2:30 The “Question Your Parental Role” Survey
I’m a sucker for questionnaires. Here is the quiz in the book to assess whether I am using my children as a crutch to satisfy my own warped needs.
1. Does my life revolve almost exclusively around my children?
2. Do I need to be needed?
3. Do I take pride in how close I am to my children?
4. Do I have trouble saying no to them?
5. Do others accuse me of babying my children?
6. Am I reluctant to make too many demands on my children?
7. Do I tend to avoid confrontation?
8. Does my spouse see me as too lenient?
9. Do I share my whole life with my children?
10. Are my children my best friends?
11. Will I give up almost anything to help my children?
12. Am I afraid to let go of my children and let them grow up?
13. Does my mood and self-esteem rise and fall with the reactions of my children?
14. Do I feel like a martyr because I sacrifice so much for the sake of my children?
15. Do I fear the disapproval of my children?
3:00 Results
I answered, “No” to nine questions, which I’m thinking is pretty “healthy”, all things considered. But honestly, who cares how I answered? It’s how my sons perceive me that matters more. Our own perceptions of ourselves are quite often out of sync with how others perceive us. If my sons think I am a martyr (#14), afraid to let them grow up (#12) or over-share (#9) when I don’t perceive myself in this way, I can appreciate how this can mess them up. This deserves further investigation. I am going to ask my sons to rate me. Stay tuned for a follow-up post on “Our Parenting Blind Spots”.
6:30 Back to Jessie
I arrive at the veterinary office, and they bring my poor baby to me. Her leg is shaved and bandaged; she is drugged and miserable, and has to be carried to the car. I am freaking out that she must hate me for abandoning her, and subjecting her to such torture. I re-take “Question Your Parental Role Survey” vis-à-vis my canine daughter and answer “Yes” to every single question. But I don’t care. The more she needs me, and the tighter she clings, the happier I am. I don’t want her to grow up. Not ever.
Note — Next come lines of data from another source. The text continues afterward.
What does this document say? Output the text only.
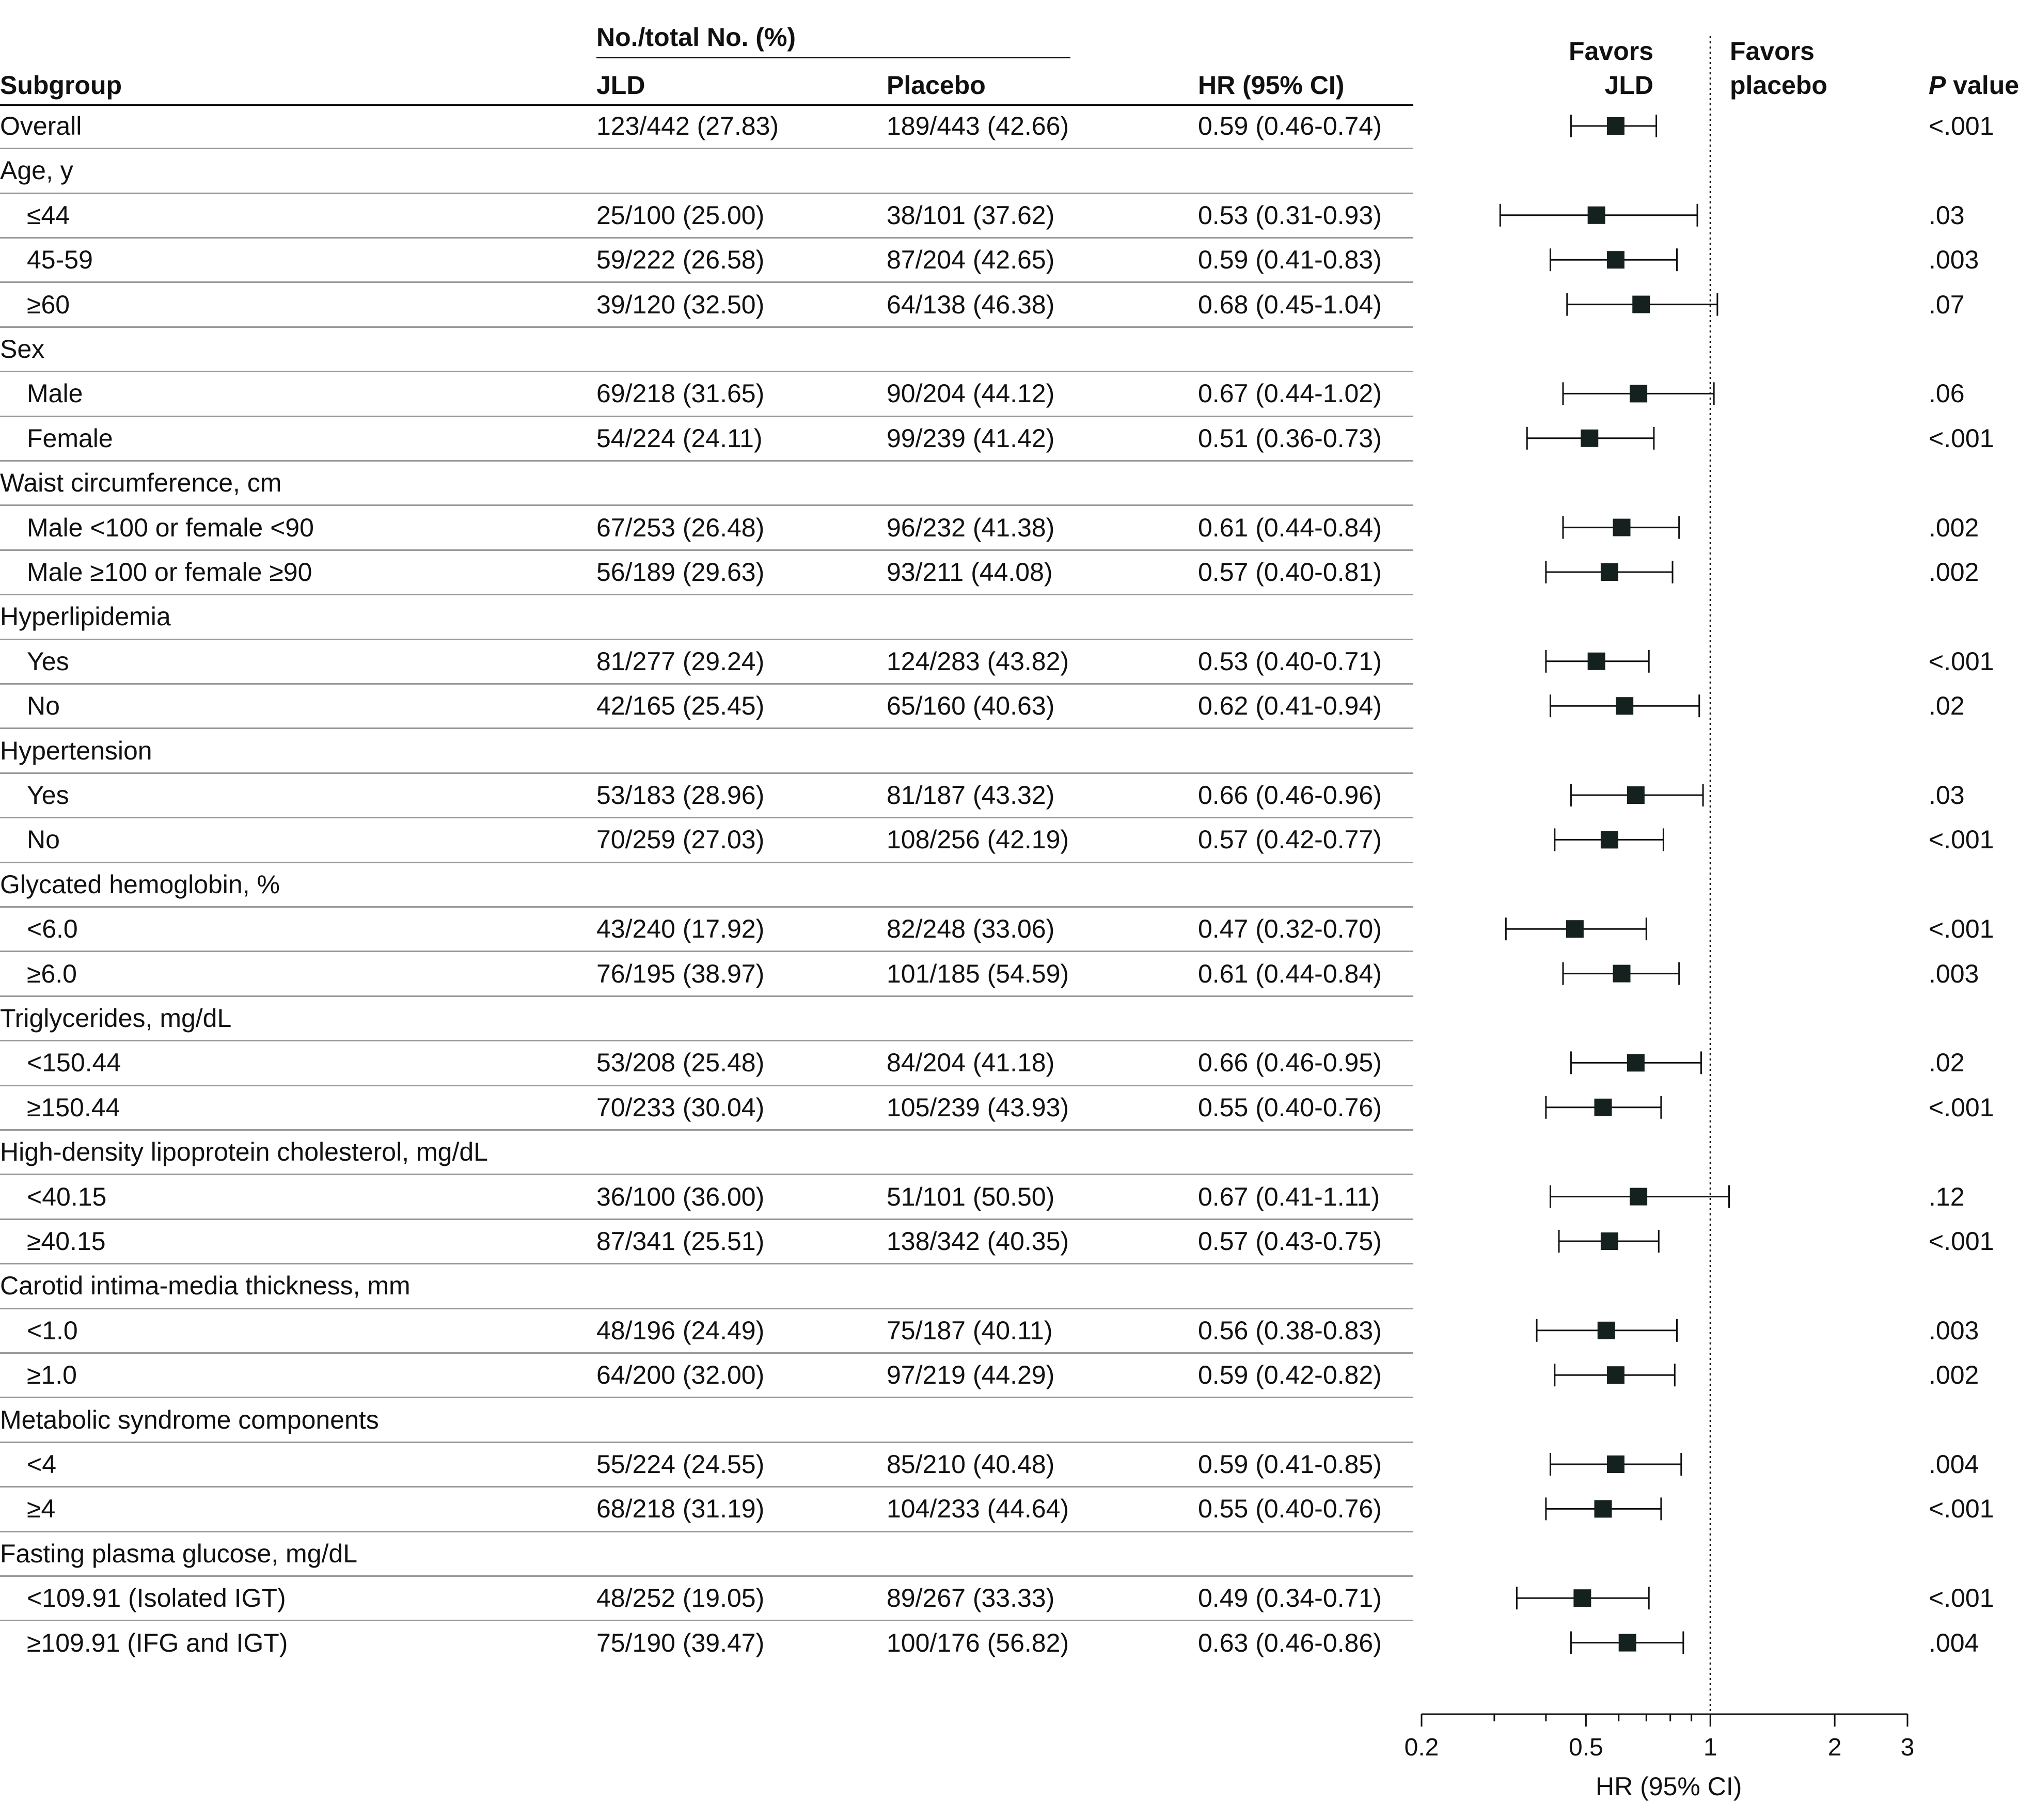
No./total No. (%)
Subgroup	JLD	Placebo	HR (95% CI)
Favors
JLD
Favors
placebo	P value
Overall	123/442 (27.83)	189/443 (42.66)	0.59 (0.46-0.74)	<.001
Age, y
≤44	25/100 (25.00)	38/101 (37.62)	0.53 (0.31-0.93)	.03
45-59	59/222 (26.58)	87/204 (42.65)	0.59 (0.41-0.83)	.003
≥60	39/120 (32.50)	64/138 (46.38)	0.68 (0.45-1.04)	.07
Sex
Male	69/218 (31.65)	90/204 (44.12)	0.67 (0.44-1.02)	.06
Female	54/224 (24.11)	99/239 (41.42)	0.51 (0.36-0.73)	<.001
Waist circumference, cm
Male <100 or female <90	67/253 (26.48)	96/232 (41.38)	0.61 (0.44-0.84)	.002
Male ≥100 or female ≥90	56/189 (29.63)	93/211 (44.08)	0.57 (0.40-0.81)	.002
Hyperlipidemia
Yes	81/277 (29.24)	124/283 (43.82)	0.53 (0.40-0.71)	<.001
No	42/165 (25.45)	65/160 (40.63)	0.62 (0.41-0.94)	.02
Hypertension
Yes	53/183 (28.96)	81/187 (43.32)	0.66 (0.46-0.96)	.03
No	70/259 (27.03)	108/256 (42.19)	0.57 (0.42-0.77)	<.001
Glycated hemoglobin, %
<6.0	43/240 (17.92)	82/248 (33.06)	0.47 (0.32-0.70)	<.001
≥6.0	76/195 (38.97)	101/185 (54.59)	0.61 (0.44-0.84)	.003
Triglycerides, mg/dL
<150.44	53/208 (25.48)	84/204 (41.18)	0.66 (0.46-0.95)	.02
≥150.44	70/233 (30.04)	105/239 (43.93)	0.55 (0.40-0.76)	<.001
High-density lipoprotein cholesterol, mg/dL
<40.15	36/100 (36.00)	51/101 (50.50)	0.67 (0.41-1.11)	.12
≥40.15	87/341 (25.51)	138/342 (40.35)	0.57 (0.43-0.75)	<.001
Carotid intima-media thickness, mm
<1.0	48/196 (24.49)	75/187 (40.11)	0.56 (0.38-0.83)	.003
≥1.0	64/200 (32.00)	97/219 (44.29)	0.59 (0.42-0.82)	.002
Metabolic syndrome components
<4	55/224 (24.55)	85/210 (40.48)	0.59 (0.41-0.85)	.004
≥4	68/218 (31.19)	104/233 (44.64)	0.55 (0.40-0.76)	<.001
Fasting plasma glucose, mg/dL
<109.91 (Isolated IGT)	48/252 (19.05)	89/267 (33.33)	0.49 (0.34-0.71)	<.001
≥109.91 (IFG and IGT)	75/190 (39.47)	100/176 (56.82)	0.63 (0.46-0.86)	.004
0.2	0.5	1	2 3
HR (95% CI)
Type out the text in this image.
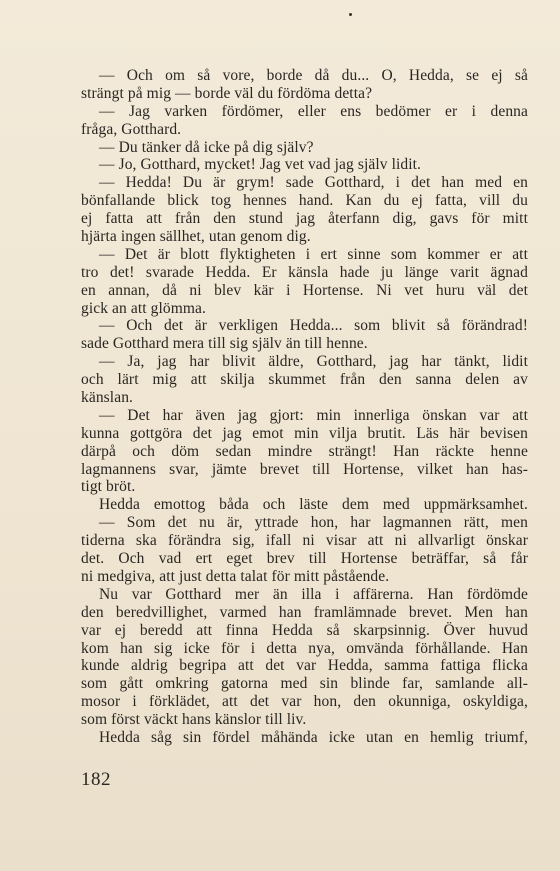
— Och om så vore, borde då du... O, Hedda, se ej så
strängt på mig — borde väl du fördöma detta?
— Jag varken fördömer, eller ens bedömer er i denna
fråga, Gotthard.
— Du tänker då icke på dig själv?
— Jo, Gotthard, mycket! Jag vet vad jag själv lidit.
— Hedda! Du är grym! sade Gotthard, i det han med en
bönfallande blick tog hennes hand. Kan du ej fatta, vill du
ej fatta att från den stund jag återfann dig, gavs för mitt
hjärta ingen sällhet, utan genom dig.
— Det är blott flyktigheten i ert sinne som kommer er att
tro det! svarade Hedda. Er känsla hade ju länge varit ägnad
en annan, då ni blev kär i Hortense. Ni vet huru väl det
gick an att glömma.
— Och det är verkligen Hedda... som blivit så förändrad!
sade Gotthard mera till sig själv än till henne.
— Ja, jag har blivit äldre, Gotthard, jag har tänkt, lidit
och lärt mig att skilja skummet från den sanna delen av
känslan.
— Det har även jag gjort: min innerliga önskan var att
kunna gottgöra det jag emot min vilja brutit. Läs här bevisen
därpå och döm sedan mindre strängt! Han räckte henne
lagmannens svar, jämte brevet till Hortense, vilket han has-
tigt bröt.
Hedda emottog båda och läste dem med uppmärksamhet.
— Som det nu är, yttrade hon, har lagmannen rätt, men
tiderna ska förändra sig, ifall ni visar att ni allvarligt önskar
det. Och vad ert eget brev till Hortense beträffar, så får
ni medgiva, att just detta talat för mitt påstående.
Nu var Gotthard mer än illa i affärerna. Han fördömde
den beredvillighet, varmed han framlämnade brevet. Men han
var ej beredd att finna Hedda så skarpsinnig. Över huvud
kom han sig icke för i detta nya, omvända förhållande. Han
kunde aldrig begripa att det var Hedda, samma fattiga flicka
som gått omkring gatorna med sin blinde far, samlande all-
mosor i förklädet, att det var hon, den okunniga, oskyldiga,
som först väckt hans känslor till liv.
Hedda såg sin fördel måhända icke utan en hemlig triumf,
182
Next: Playboy Is Reinventing. What About You?
Tracey
Oct 8, 2015 -
Perhaps your loyalty, adoration and steady ethical compass result in part from the early experience with your father; this from an armchair psychologist. But it’s great to hear the inner voice of a dog-loving empty-nester professional.
Sue Nador
Oct 8, 2015 -
Thank you, Tracey! The weird thing is,my dad wanted nothing more than a solid family life, and was desperate to be adored and loved. I hate the word “cheating” (it makes me cringe) as it can also be a cry for help (my armchair psychologist view!). In any case, I do thank both of my parents for their dysfunctional marriage. It scared me straight, and I was determined not to settle for “good enough” in a mate. I think I (over)achieved that! Many thanks for your generous comment!